December Cocoa is chopping around inside Friday’s range this morning, drawing support on concerns that recent heavy rains in Ivory Coast have slowed the harvest there. Last week, heavy rains damaged roads, which slowed the delivery of beans to port, slowed harvest and hampered the drying of beans. Wet weather can also cause disease problems. Port arrivals picked up substantially last week after a slow start to the season.

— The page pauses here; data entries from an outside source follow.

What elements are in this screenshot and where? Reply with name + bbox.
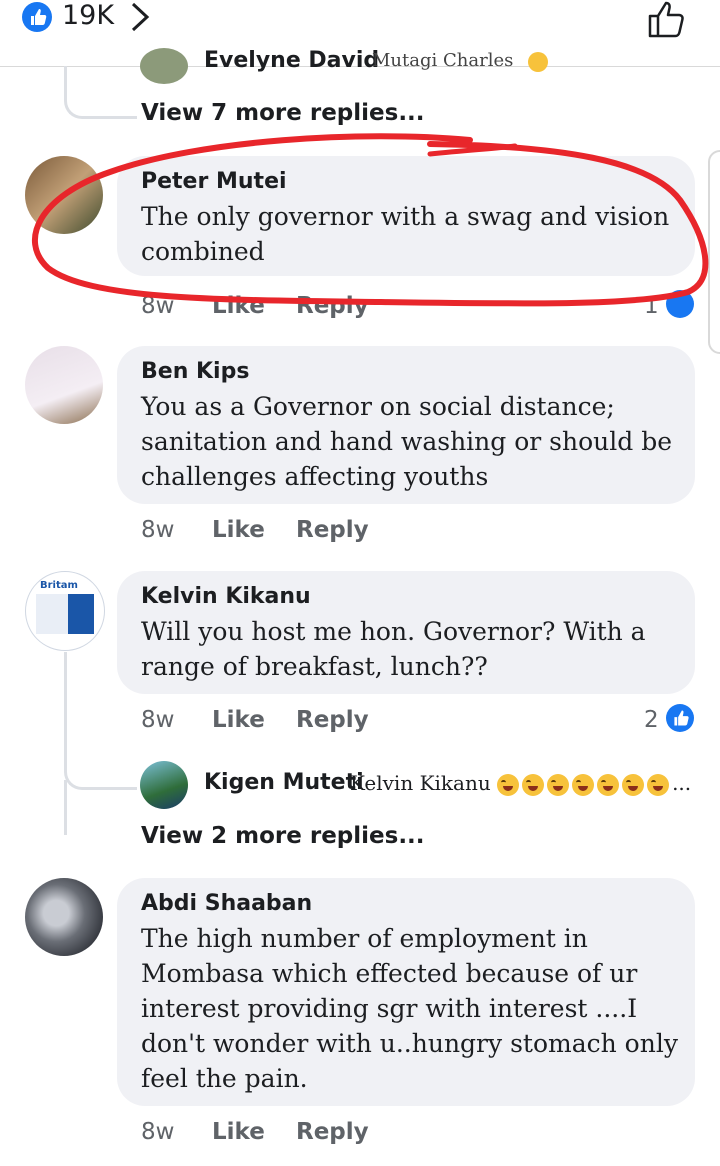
comment-line: interest providing sgr with interest ...… <box>141 994 638 1023</box>
thread-line <box>64 780 67 835</box>
avatar[interactable] <box>140 761 188 809</box>
red-annotation <box>31 133 709 307</box>
reply-text: Kelvin Kikanu ... <box>350 771 691 796</box>
avatar[interactable] <box>25 346 103 424</box>
view-more-replies[interactable]: View 2 more replies... <box>141 823 425 849</box>
comment-author[interactable]: Abdi Shaaban <box>141 891 312 916</box>
comment-time: 8w <box>141 517 175 543</box>
reply-ellipsis: ... <box>672 771 692 795</box>
like-icon <box>666 704 694 732</box>
like-button[interactable]: Like <box>212 517 265 543</box>
comment-line: range of breakfast, lunch?? <box>141 652 488 681</box>
reply-button[interactable]: Reply <box>296 1119 369 1145</box>
comment-author[interactable]: Ben Kips <box>141 359 249 384</box>
comment-line: Mombasa which effected because of ur <box>141 959 638 988</box>
comment-line: Will you host me hon. Governor? With a <box>141 617 646 646</box>
reply-button[interactable]: Reply <box>296 707 369 733</box>
reply-mention[interactable]: Kelvin Kikanu <box>350 771 491 795</box>
comment-line: challenges affecting youths <box>141 462 489 491</box>
reply-button[interactable]: Reply <box>296 517 369 543</box>
reaction-count[interactable]: 2 <box>644 707 659 733</box>
comment-line: don't wonder with u..hungry stomach only <box>141 1029 678 1058</box>
like-button[interactable]: Like <box>212 1119 265 1145</box>
avatar-brand-text: Britam <box>40 580 78 591</box>
avatar[interactable]: Britam <box>25 571 105 651</box>
comment-author[interactable]: Kelvin Kikanu <box>141 584 311 609</box>
like-button[interactable]: Like <box>212 707 265 733</box>
avatar[interactable] <box>25 878 103 956</box>
comment-line: The high number of employment in <box>141 924 588 953</box>
comment-time: 8w <box>141 1119 175 1145</box>
comment-line: feel the pain. <box>141 1064 308 1093</box>
reply-author[interactable]: Kigen Muteti <box>204 770 364 795</box>
laughing-emoji-icon <box>497 771 672 796</box>
comment-time: 8w <box>141 707 175 733</box>
comment-line: sanitation and hand washing or should be <box>141 427 672 456</box>
comment-line: You as a Governor on social distance; <box>141 392 615 421</box>
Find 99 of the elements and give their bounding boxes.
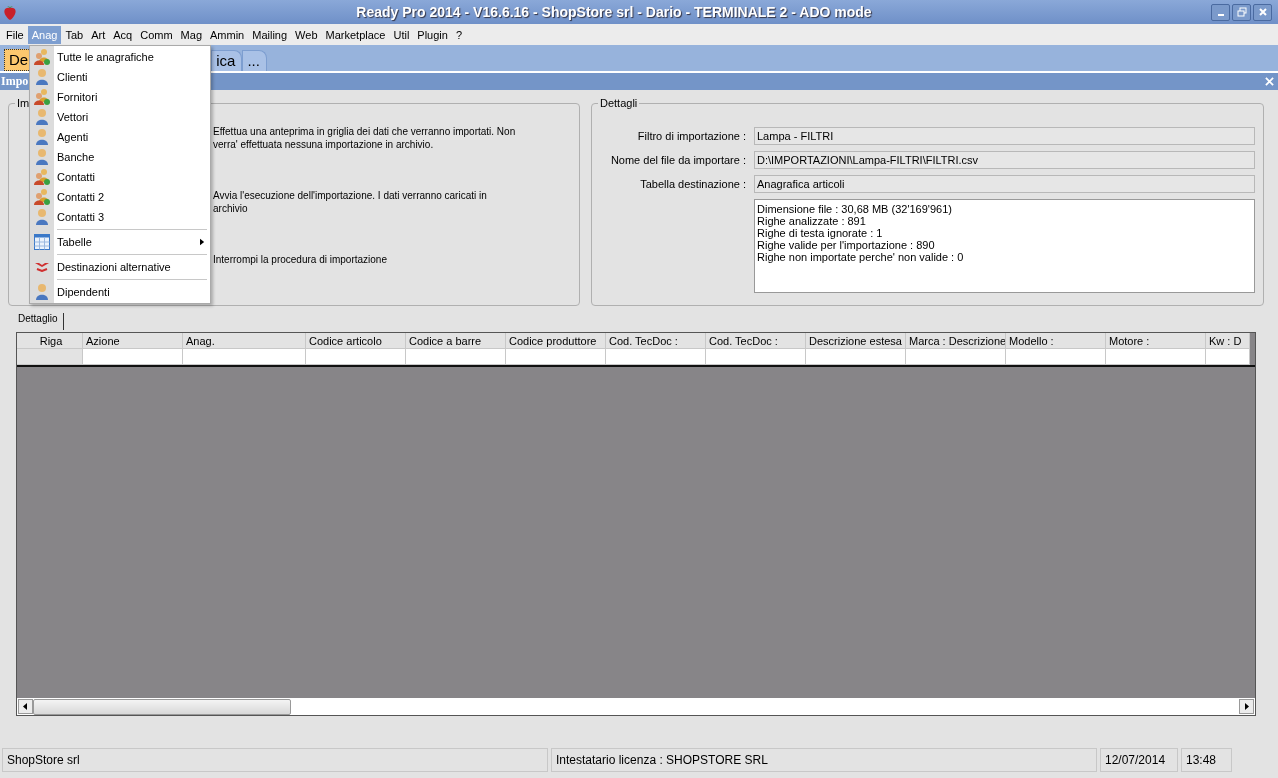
scroll-left-icon[interactable] [18,699,33,714]
read-only-field: Anagrafica articoli [754,175,1255,193]
field-label: Nome del file da importare : [609,154,746,166]
window-title: Ready Pro 2014 - V16.6.16 - ShopStore srl - Dario - TERMINALE 2 - ADO mode [355,4,873,20]
action-description: Interrompi la procedura di importazione [213,253,388,266]
menu-entry[interactable]: Dipendenti [30,282,210,302]
grid-cell[interactable] [183,349,306,365]
action-description: Avvia l'esecuzione dell'importazione. I dati verranno caricati in archivio [213,189,488,216]
column-header[interactable]: Kw : D [1206,333,1250,349]
column-header[interactable]: Codice articolo [306,333,406,349]
row-header-cell[interactable] [17,349,83,365]
restore-icon [1236,7,1247,17]
grid-cell[interactable] [506,349,606,365]
status-panel: Intestatario licenza : SHOPSTORE SRL [551,748,1097,772]
read-only-field: Lampa - FILTRI [754,127,1255,145]
close-icon[interactable] [1265,77,1274,86]
close-button[interactable] [1253,3,1272,21]
close-icon [1257,7,1268,17]
table-icon [33,233,51,251]
person-icon [33,148,51,166]
document-tab[interactable]: ... [242,50,267,71]
menu-item[interactable]: Art [87,25,110,44]
log-line: Righe valide per l'importazione : 890 [757,239,936,251]
document-tab[interactable]: ica [211,50,243,71]
grid-cell[interactable] [606,349,706,365]
people-icon [33,188,51,206]
minimize-button[interactable] [1211,3,1230,21]
column-header[interactable]: Anag. [183,333,306,349]
grid-cell[interactable] [906,349,1006,365]
people-icon [33,48,51,66]
grid-cell[interactable] [83,349,183,365]
menu-item[interactable]: Web [291,25,322,44]
log-line: Righe di testa ignorate : 1 [757,227,884,239]
restore-button[interactable] [1232,3,1251,21]
column-header[interactable]: Cod. TecDoc : [606,333,706,349]
group-title: Dettagli [599,97,639,109]
menu-item[interactable]: Mailing [248,25,292,44]
menu-entry[interactable]: Destinazioni alternative [30,257,210,277]
column-header[interactable]: Descrizione estesa [806,333,906,349]
grid-cell[interactable] [1006,349,1106,365]
menu-item[interactable]: ? [451,25,467,44]
arrows-icon [35,262,49,272]
field-label: Filtro di importazione : [636,130,746,142]
person-icon [33,283,51,301]
column-header[interactable]: Marca : Descrizione [906,333,1006,349]
status-panel: 12/07/2014 [1100,748,1178,772]
column-header[interactable]: Cod. TecDoc : [706,333,806,349]
menu-entry[interactable]: Contatti 3 [30,207,210,227]
strawberry-icon [3,4,17,20]
menu-item[interactable]: Comm [136,25,177,44]
scroll-thumb[interactable] [33,698,291,715]
menu-item[interactable]: File [2,25,28,44]
grid-cell[interactable] [806,349,906,365]
column-header[interactable]: Azione [83,333,183,349]
submenu-arrow-icon [200,238,205,246]
menu-entry[interactable]: Contatti 2 [30,187,210,207]
action-description: Effettua una anteprima in griglia dei dati che verranno importati. Non verra' effettuata nessuna importazione in archivio. [213,125,517,152]
column-header[interactable]: Codice a barre [406,333,506,349]
grid-cell[interactable] [1206,349,1250,365]
menu-item[interactable]: Mag [176,25,206,44]
column-header[interactable]: Riga [17,333,83,349]
menu-item[interactable]: Ammin [206,25,249,44]
person-icon [33,108,51,126]
person-icon [33,68,51,86]
menu-entry[interactable]: Agenti [30,127,210,147]
menu-item[interactable]: Acq [109,25,137,44]
menu-item[interactable]: Util [389,25,414,44]
menu-entry[interactable]: Contatti [30,167,210,187]
menu-entry[interactable]: Tabelle [30,232,210,252]
grid-cell[interactable] [306,349,406,365]
status-panel: 13:48 [1181,748,1232,772]
field-label: Tabella destinazione : [639,178,746,190]
people-icon [33,88,51,106]
log-line: Righe non importate perche' non valide : 0 [757,251,965,263]
log-line: Righe analizzate : 891 [757,215,867,227]
person-icon [33,128,51,146]
column-header[interactable]: Motore : [1106,333,1206,349]
grid-cell[interactable] [706,349,806,365]
menu-item[interactable]: Plugin [413,25,452,44]
scroll-right-icon[interactable] [1239,699,1254,714]
person-icon [33,208,51,226]
horizontal-scrollbar[interactable] [17,698,1255,715]
menu-entry[interactable]: Fornitori [30,87,210,107]
detail-tab[interactable]: Dettaglio [10,313,65,330]
minimize-icon [1217,14,1224,16]
grid-cell[interactable] [406,349,506,365]
menu-item[interactable]: Marketplace [321,25,390,44]
column-header[interactable]: Codice produttore [506,333,606,349]
log-line: Dimensione file : 30,68 MB (32'169'961) [757,203,953,215]
read-only-field: D:\IMPORTAZIONI\Lampa-FILTRI\FILTRI.csv [754,151,1255,169]
menu-item[interactable]: Tab [61,25,88,44]
menu-entry[interactable]: Banche [30,147,210,167]
grid-cell[interactable] [1106,349,1206,365]
panel-title: Impo [0,73,29,90]
status-panel: ShopStore srl [2,748,548,772]
people-icon [33,168,51,186]
menu-entry[interactable]: Vettori [30,107,210,127]
column-header[interactable]: Modello : [1006,333,1106,349]
group-title: Im [16,97,31,109]
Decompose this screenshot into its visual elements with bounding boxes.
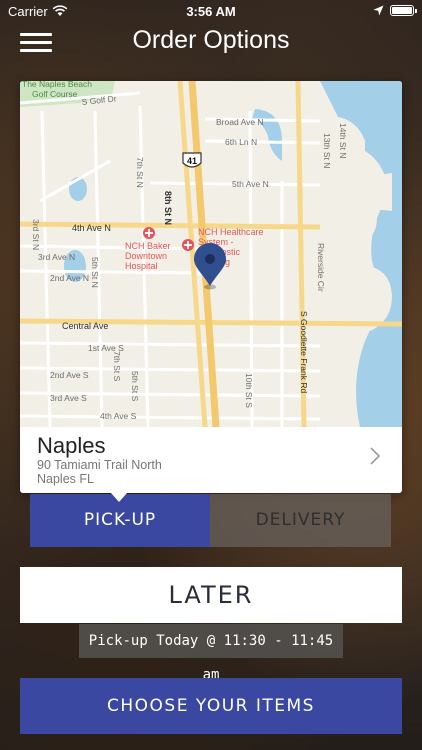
- map-svg: 41 The Naples Beach Golf Course S Golf D…: [20, 81, 402, 427]
- delivery-tab[interactable]: DELIVERY: [210, 494, 391, 547]
- map-label-7th-st-s: 7th St S: [112, 351, 122, 382]
- location-arrow-icon: [373, 5, 384, 16]
- highway-shield-label: 41: [187, 156, 197, 166]
- battery-icon: [390, 5, 417, 16]
- map-label-2nd-ave-s: 2nd Ave S: [50, 370, 89, 380]
- map-label-riverside: Riverside Cir: [316, 243, 326, 292]
- card-pointer: [111, 493, 127, 502]
- map-label-goodlette: S Goodlette Frank Rd: [299, 311, 309, 393]
- map-label-5th-st-s: 5th St S: [130, 371, 140, 402]
- store-map[interactable]: 41 The Naples Beach Golf Course S Golf D…: [20, 81, 402, 427]
- chevron-right-icon[interactable]: [370, 447, 380, 465]
- map-label-central-ave: Central Ave: [62, 321, 108, 331]
- status-bar: Carrier 3:56 AM: [0, 0, 422, 22]
- location-card[interactable]: 41 The Naples Beach Golf Course S Golf D…: [20, 81, 402, 493]
- map-label-3rd-st: 3rd St N: [31, 219, 41, 250]
- map-label-7th-st: 7th St N: [135, 157, 145, 188]
- map-label-5th-ave: 5th Ave N: [232, 179, 269, 189]
- map-label-2nd-ave: 2nd Ave N: [50, 273, 89, 283]
- status-time: 3:56 AM: [186, 4, 236, 19]
- page-title: Order Options: [132, 26, 290, 54]
- map-label-3rd-ave: 3rd Ave N: [38, 252, 75, 262]
- map-label-10th-st-s: 10th St S: [244, 373, 254, 408]
- choose-items-button[interactable]: CHOOSE YOUR ITEMS: [20, 678, 402, 734]
- location-address-line2: Naples FL: [37, 472, 94, 486]
- map-label-3rd-ave-s: 3rd Ave S: [50, 393, 87, 403]
- location-address-line1: 90 Tamiami Trail North: [37, 458, 162, 472]
- map-label-5th-st: 5th St N: [90, 257, 100, 288]
- map-label-broad-ave: Broad Ave N: [216, 117, 264, 127]
- map-label-8th-st: 8th St N: [163, 191, 173, 225]
- later-button[interactable]: LATER: [20, 567, 402, 623]
- map-label-13th-st: 13th St N: [322, 133, 332, 168]
- order-type-toggle: PICK-UP DELIVERY: [30, 494, 391, 547]
- location-name: Naples: [37, 433, 106, 458]
- map-label-6th-ln: 6th Ln N: [225, 137, 257, 147]
- pickup-time-label: Pick-up Today @ 11:30 - 11:45 am: [79, 624, 343, 683]
- map-label-4th-ave-s: 4th Ave S: [100, 411, 137, 421]
- map-label-14th-st: 14th St N: [338, 123, 348, 158]
- map-label-4th-ave: 4th Ave N: [72, 223, 111, 233]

Brazilian weather conditions have improved with the arrival of rainfall last week, with more due to arrive this week, but the market is finding support today from concerns over Vietnam’s robusta crop. Traders and analysts interviewed by Reuters expect that nation’s output for the 2025/26 season, which began this month, to fall anywhere from 5% to 10% from last year due to the drought earlier this year. European-based traders have been expecting a 3.4% decline. Vietnam is the world largest producer of robusta coffee and the second largest producer of coffee overall.

December Cotton was lower overnight on follow-through from Friday’s bearish reaction to the USDA report and disappointment over from the lack of detail on China’s fiscal stimulus plans. The Chinese finance minister held a press conference over the weekend but gave no indication of the amount of stimulus. China has been one of the largest buyers of US cotton in recent years, but their strong crop this year coupled with their sluggish economy has lowered US export prospects. The USDA report was bearish against expectations, with US exports lowered more than production, pulling ending stocks higher instead of slightly lower as expected. World production was revised higher due to increases for China and Brazil, but world ending stocks still declined.